ONP-001 is a First-in-Class Enantiomeric-Neurosteroid being developed for the treatment of rare Leukodystrophies. There are over 50 rare Leukodystrophies which are generally defined as genetic disorders that cause the accumulation of lipids aka fat in the brain and subsequently lead to the impairment of myelin. Myelin is required for proper electrical signaling in brain cells. Some Leukodystrophies are classified as Lysosomal Storage Disorders due to specific pathological mechanisms that cause lipid trafficking to fail within brain cells.

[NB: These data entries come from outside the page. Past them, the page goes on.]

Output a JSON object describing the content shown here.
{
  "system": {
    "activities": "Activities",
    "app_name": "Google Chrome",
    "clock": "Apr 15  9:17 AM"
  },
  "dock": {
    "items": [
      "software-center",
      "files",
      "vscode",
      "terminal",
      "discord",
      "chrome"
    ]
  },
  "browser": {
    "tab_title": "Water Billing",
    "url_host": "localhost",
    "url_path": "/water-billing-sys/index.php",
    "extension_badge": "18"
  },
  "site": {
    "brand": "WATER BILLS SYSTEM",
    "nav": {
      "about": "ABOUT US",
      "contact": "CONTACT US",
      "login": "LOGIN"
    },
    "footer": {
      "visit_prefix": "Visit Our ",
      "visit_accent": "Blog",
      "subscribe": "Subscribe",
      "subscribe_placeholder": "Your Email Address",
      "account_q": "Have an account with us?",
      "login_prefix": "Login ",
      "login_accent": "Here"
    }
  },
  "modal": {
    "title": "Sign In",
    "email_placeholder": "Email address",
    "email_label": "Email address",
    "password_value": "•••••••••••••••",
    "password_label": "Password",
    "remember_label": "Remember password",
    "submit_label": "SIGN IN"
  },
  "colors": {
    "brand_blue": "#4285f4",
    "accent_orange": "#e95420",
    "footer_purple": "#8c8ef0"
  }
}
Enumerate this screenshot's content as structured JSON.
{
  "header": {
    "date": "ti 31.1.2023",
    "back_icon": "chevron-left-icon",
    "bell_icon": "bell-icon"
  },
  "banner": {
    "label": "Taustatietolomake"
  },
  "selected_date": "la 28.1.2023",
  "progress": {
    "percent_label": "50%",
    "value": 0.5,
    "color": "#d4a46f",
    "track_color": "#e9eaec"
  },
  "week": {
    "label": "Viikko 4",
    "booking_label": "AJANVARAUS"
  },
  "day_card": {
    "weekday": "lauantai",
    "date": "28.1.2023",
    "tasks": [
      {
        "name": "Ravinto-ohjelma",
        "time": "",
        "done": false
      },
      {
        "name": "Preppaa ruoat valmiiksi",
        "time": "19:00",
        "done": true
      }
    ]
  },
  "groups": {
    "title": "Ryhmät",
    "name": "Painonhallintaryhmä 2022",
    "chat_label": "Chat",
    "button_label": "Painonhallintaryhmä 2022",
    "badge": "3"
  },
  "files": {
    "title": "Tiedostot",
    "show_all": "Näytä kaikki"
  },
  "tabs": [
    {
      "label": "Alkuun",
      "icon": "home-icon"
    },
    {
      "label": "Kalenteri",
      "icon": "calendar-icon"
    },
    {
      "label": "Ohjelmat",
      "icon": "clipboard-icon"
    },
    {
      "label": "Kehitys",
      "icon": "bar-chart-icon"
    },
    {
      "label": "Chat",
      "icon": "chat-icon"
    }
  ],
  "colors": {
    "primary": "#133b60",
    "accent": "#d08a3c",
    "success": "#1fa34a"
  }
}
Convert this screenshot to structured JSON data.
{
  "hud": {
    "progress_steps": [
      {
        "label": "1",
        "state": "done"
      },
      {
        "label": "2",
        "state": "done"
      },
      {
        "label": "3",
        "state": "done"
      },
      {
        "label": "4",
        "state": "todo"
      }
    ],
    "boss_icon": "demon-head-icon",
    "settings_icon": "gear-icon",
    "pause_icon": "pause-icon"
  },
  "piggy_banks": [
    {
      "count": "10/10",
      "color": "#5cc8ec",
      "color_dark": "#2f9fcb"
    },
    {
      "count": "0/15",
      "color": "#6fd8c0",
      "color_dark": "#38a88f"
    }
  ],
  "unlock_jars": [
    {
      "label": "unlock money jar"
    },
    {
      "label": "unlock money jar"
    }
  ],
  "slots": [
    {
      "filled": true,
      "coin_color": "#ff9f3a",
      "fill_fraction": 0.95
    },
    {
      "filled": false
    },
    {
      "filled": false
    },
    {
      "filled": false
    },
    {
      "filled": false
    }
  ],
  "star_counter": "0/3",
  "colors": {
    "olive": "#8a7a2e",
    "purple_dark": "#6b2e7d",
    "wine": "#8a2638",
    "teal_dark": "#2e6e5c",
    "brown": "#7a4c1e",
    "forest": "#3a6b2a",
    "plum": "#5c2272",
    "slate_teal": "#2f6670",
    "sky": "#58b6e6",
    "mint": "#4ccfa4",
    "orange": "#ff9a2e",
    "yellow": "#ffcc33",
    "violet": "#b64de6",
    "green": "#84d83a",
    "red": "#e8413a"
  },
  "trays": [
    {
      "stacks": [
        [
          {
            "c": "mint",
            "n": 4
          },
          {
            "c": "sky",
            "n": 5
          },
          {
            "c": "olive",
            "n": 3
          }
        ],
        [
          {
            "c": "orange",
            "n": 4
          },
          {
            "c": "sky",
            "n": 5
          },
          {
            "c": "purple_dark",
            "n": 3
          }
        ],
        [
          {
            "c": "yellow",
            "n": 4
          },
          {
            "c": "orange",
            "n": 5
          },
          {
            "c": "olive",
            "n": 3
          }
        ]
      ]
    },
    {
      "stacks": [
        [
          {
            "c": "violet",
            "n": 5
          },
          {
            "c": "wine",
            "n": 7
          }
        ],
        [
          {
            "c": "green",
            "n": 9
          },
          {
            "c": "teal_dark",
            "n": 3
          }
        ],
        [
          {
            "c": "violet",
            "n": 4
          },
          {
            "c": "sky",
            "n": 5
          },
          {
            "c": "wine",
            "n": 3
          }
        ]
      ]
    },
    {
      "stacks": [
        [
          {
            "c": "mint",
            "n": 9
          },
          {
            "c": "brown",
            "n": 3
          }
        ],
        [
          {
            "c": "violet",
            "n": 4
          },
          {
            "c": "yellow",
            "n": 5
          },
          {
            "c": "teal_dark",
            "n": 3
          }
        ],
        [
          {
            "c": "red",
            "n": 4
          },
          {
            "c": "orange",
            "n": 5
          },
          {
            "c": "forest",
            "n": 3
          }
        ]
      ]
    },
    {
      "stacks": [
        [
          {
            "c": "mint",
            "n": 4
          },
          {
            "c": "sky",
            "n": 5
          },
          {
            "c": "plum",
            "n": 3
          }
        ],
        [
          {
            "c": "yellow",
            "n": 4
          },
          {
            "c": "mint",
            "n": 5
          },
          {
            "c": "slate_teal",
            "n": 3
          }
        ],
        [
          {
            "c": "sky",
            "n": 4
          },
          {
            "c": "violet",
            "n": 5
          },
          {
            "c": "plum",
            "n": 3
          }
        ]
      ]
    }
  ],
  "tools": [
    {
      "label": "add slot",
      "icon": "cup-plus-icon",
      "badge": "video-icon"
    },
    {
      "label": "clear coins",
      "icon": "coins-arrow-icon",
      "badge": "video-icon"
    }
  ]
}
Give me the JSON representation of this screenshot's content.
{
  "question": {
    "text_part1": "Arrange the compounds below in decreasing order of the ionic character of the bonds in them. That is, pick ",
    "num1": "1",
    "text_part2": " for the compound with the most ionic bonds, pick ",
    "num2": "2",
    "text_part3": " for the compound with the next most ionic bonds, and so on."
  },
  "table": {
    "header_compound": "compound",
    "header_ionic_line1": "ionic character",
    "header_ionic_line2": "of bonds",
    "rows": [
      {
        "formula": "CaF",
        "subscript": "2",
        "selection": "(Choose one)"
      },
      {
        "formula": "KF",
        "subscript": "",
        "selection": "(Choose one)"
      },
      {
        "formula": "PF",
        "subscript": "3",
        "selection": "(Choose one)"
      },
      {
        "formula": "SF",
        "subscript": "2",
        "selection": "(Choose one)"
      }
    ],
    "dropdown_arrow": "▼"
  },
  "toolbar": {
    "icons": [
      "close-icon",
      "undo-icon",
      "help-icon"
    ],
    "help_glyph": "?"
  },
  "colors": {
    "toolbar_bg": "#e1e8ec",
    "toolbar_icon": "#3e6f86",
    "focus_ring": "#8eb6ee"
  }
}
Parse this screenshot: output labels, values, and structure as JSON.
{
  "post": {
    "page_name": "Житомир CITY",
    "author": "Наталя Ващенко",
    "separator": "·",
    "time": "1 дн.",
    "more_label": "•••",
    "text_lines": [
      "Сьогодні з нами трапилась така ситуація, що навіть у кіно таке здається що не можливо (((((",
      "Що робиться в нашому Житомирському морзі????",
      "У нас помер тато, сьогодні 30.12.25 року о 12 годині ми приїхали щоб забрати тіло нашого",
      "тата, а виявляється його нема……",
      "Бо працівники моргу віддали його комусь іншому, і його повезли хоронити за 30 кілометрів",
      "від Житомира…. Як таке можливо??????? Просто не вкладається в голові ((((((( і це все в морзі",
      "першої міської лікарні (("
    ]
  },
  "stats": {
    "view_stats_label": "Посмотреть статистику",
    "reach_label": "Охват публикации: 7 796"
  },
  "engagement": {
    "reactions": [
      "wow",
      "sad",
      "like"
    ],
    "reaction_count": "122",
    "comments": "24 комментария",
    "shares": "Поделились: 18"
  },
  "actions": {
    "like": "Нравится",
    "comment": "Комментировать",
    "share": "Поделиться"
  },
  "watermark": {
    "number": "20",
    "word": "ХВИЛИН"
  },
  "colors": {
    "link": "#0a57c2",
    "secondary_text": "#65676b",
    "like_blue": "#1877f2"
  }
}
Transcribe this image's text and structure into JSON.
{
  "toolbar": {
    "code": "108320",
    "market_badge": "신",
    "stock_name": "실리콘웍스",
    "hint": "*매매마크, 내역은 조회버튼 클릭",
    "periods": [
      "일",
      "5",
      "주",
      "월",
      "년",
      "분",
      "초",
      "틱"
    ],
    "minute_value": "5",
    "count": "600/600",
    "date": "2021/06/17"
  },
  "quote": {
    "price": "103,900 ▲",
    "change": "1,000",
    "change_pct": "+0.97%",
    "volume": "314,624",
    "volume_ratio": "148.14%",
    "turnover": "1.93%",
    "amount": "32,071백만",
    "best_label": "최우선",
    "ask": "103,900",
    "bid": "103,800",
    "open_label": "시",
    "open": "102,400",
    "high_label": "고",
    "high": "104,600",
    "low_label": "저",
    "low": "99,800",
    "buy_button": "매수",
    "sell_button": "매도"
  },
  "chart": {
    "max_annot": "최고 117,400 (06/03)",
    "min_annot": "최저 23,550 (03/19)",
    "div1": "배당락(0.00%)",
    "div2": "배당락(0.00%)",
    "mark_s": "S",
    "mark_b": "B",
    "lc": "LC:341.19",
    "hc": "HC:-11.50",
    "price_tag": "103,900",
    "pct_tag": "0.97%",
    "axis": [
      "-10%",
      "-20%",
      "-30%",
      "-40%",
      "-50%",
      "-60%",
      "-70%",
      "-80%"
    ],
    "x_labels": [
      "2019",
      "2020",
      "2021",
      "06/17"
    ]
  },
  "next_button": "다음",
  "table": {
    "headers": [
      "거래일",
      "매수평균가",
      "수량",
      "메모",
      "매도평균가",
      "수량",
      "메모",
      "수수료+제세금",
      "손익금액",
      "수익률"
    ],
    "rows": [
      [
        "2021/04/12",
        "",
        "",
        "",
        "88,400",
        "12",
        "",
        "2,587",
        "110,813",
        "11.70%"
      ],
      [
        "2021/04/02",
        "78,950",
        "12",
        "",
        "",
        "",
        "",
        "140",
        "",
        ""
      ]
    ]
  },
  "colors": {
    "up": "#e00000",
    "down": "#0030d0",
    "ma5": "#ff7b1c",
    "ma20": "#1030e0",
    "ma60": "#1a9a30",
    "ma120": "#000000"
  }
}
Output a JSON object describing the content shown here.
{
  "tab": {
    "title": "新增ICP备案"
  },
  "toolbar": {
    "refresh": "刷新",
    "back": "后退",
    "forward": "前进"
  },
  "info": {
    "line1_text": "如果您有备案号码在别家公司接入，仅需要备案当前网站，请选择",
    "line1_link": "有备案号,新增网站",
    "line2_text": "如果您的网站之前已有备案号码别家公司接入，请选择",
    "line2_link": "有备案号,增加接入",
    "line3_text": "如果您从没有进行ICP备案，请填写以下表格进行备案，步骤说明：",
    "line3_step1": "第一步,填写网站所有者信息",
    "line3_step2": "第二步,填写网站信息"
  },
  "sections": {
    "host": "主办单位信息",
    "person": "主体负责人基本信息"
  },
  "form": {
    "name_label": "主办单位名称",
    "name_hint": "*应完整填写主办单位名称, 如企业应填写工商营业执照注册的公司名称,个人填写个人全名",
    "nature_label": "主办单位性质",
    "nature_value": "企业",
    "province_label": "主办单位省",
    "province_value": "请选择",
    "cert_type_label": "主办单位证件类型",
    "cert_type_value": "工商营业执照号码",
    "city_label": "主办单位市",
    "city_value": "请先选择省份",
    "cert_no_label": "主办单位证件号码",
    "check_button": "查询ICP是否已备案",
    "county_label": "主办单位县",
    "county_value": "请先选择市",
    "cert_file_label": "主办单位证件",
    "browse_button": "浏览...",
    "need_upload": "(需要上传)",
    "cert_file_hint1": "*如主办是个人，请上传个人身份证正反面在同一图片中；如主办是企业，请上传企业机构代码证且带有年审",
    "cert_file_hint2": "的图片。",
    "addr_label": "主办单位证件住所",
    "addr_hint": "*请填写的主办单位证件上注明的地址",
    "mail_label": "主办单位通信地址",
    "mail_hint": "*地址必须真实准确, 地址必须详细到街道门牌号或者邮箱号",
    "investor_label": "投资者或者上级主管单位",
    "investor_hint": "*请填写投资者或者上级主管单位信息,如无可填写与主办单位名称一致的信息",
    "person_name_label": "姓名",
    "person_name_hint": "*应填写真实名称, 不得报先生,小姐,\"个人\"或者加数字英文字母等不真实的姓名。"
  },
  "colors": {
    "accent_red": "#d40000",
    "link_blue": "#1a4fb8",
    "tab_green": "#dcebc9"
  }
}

• Animal and cell culture models show ONP-001 to be neuroprotective and increase the molecular expression of P-Glycoprotein, a known activator of macroautophagy which is needed to metabolize excessive intra and extra-cellular lipids including cholesterol

• Animal models of neuronal injury show positive effects on cognition and motor performance, two of the classical signs of neurological impairment in leukodystrophies and associated Lysosomal Storage Disorders

• Animal studies have shown the drug to have a large safety margin when given intranasally and intravenously

• The IP covers methods of preparation and methods of use

ONP-001 – Mechanism of Action and Preclinical Studies

ONP-001 binds to intracellular steroid receptors. The ONP-001 receptor is an intracellular receptor found in neurons, glia and the endothelium of the blood brain-barrier. The induction of the ONP-001 receptor activates gene response elements leading to the transcription of P-Glycoprotein (PGP), which pumps cholesterol and lipid debris, out of the brain cells and the extracellular compartments of the brain.

Acute and sub-acute dose ranging studies were executed in rats – intranasal and intravenous. No drug-related effects were noted in hematology, blood chemistry, or histopathology. Additional IND-enabling studies are underway. These studies will be followed by a Phase I safety trial in preparation for Phase II studies for feasibility and proof-of-concept in human leukodystrophies. Niemann Pick, Type C disease will be the first disorder to be evaluated using ONP-001 in Phase II trials.

Novel Intranasal Device for the Treatment of Brain Disorders

Oragenics has developed a novel breath-propelled device for the treatment of brain disorders. The nasal end of the device houses the spray-dried nanoparticle drug formulation.

Intranasal delivery through breath propulsion causes the soft palate to elevate which closes the back of the nasopharynx - trapping the powdered drug in the nasal cavity. The powder sticks to the wet mucosa giving it ample time to be absorbed. Targets within the nasal cavity that enhance brain delivery include the superior nasal turbinate and superior nasal roof where the olfactory region is located. Direct flow of drug occurs along the trigeminal nerve, olfactory nerve, and within the perivascular system from the nose to the brain in minutes. Lipophilic compounds such as ONP-001 and ONP-002 are hydrophobic and more readily cross the epithelium of the intranasal lining further improving brain drug delivery.